Sunday 6 December 2009

Adventures in Recycling




Have you had a recycling epiphany?

I believe I had mine when I found myself filling a bin up with empty plastic lemonade bottles and empty plastic bags from Tesco and thinking "this is crazy". It all started then. For a while I was militant about what we recycled in the house - much to my wife's displeasure, who still would much rather just throw everything in the bin and forget about it.

So I was would wash out yoghurt pots, margarine tubs, keep all plastic bags, shred all paper, in addition to the usual collections of plastic bottles and all cardboard. I bought a composter, and began to put foodstufs in that (and my wife never even pretended to go along with that). I was really pleased with myself (although I never got much gratitude from anyone for doing it, other that a few grunts from the staff at the Household Recycling Centre).

This arrangement worked well, as we reduced our weekly number of bin bags (for a household of two adults and two young children) from 3+ bags per week to around one and half bags per week, one on a good week. Then one week I took my usual load of assorted plastics to the Recycling Centre, only to be told they weren't recycling that stuff any more. It was brutally thrown into the general rubbish.

This had an effect on me. I no longer collected much of anything except for plastic bottles and cardboard. Plastic bottles are a pain to keep, as they accumulate very quickly and often get blown around the garden if I don't stay on top of them. But I kept collecting them, even though I had acquired the opinion that nobody else cared much.

Earlier this year, Stevenage Borough Council extended their green waste scheme to include food and cardboard along with the usual garden trimmings. This has been great as far as I'm concerned. It certainly saves me taking the cardboard down the recycling centre myself. This waste is all turned into compost. And I certainly don't mind using the kitchen caddy, even sometimes rifling through the bin to find scraps that have been casually thrown out by the wife (or mother-in-law).

However, I wondered about cardboard. I always thought the cardboard I took the Recycling Centre was recycled into new cardboard, which is the best thing for it, right? However, when I put it in the brown bin it becomes compost (and how much compost does the world need?). I wondered which was more benefitical for the environment (bearing in mind the motives of the council is to hit a waste reduction target and hence reduce inflated landfill charges).
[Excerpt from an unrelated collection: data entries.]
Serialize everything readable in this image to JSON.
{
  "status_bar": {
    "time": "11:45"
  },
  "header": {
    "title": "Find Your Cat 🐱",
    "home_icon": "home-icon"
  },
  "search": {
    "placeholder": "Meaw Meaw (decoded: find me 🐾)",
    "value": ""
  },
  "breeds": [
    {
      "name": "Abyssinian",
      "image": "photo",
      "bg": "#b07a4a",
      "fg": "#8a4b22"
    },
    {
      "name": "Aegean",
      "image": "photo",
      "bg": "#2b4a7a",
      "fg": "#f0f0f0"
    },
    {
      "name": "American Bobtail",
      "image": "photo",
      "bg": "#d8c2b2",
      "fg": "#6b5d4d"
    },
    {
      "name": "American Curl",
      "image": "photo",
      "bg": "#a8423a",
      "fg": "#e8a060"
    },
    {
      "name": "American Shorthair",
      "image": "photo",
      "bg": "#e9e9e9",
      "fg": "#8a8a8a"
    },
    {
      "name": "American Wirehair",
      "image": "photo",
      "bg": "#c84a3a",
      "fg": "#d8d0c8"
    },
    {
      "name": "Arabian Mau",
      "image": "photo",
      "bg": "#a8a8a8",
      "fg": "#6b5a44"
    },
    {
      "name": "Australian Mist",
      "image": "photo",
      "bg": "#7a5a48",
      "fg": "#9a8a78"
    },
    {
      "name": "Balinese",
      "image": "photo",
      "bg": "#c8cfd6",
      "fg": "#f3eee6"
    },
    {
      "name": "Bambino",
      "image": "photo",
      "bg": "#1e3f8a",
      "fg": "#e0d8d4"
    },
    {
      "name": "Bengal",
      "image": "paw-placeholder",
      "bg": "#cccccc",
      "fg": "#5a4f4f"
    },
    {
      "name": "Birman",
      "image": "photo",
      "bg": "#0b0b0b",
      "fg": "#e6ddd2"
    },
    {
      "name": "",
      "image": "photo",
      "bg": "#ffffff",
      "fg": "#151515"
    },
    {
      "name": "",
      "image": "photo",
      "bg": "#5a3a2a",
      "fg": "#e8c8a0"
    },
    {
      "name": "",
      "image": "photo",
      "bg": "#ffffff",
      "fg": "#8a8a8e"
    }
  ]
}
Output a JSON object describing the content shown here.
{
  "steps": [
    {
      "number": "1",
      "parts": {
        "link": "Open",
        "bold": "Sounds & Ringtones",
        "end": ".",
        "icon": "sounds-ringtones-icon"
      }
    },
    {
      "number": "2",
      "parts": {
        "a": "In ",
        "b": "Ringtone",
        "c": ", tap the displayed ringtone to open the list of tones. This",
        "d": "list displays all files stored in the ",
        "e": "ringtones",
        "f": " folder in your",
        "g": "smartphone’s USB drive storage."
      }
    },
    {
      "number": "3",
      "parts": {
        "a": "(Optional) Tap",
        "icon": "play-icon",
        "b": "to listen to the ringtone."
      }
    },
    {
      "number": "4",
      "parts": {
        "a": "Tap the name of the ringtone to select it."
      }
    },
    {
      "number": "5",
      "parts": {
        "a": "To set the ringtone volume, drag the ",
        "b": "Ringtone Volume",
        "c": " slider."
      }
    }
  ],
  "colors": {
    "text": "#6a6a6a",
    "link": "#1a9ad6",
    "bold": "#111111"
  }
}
So I emailed the mystical waste wizard with my query but unfortunately he hasn't magiked a response yet.

I often wonder about the motivation of people who recycle. From my experience, it turns out that women generally don't go for it. Men do so more. Environmental concerns are less of a issue or a reason for people to do it - it may even be a turn off.

I don't think of the environment per-se when I recycle - on the basis that I have no real perception of what "landfill" looks like, other than in photos. I tend to do it because it reduces the waste. I think my original motive was that I didn't like trudging 3 or more bags out of my back gate, around the garages, up the road and back to my front door - eg laziness!

One person who does it say she does it because with no food waste in the bin bags she doesn't get cats ripping the bags open. Thats a good motivation. I think people who do recycle have their reasons, and they tend to be practical reasons like that.

I think recycling is the best thing we can do and its not even a new concept. Remember when most people used to get their milk from the milk man? Not a plastic carton in site, and the glass bottles were used again and again and again with no fuss. Old people are the original "green bag" pioneers - how many old folks do you see walking around with one of those usually red-and-white checked bags? They don't need plastic bags thank you!

I think more people can and will recycle, they just need the right motivations. Not the environment. Not even money (eg your council tax will increase if you don't recycle more). Just appeal to our laziness and our drive for cleanliness. If we can do that, then we'll be a nation of militant recyclists in no time!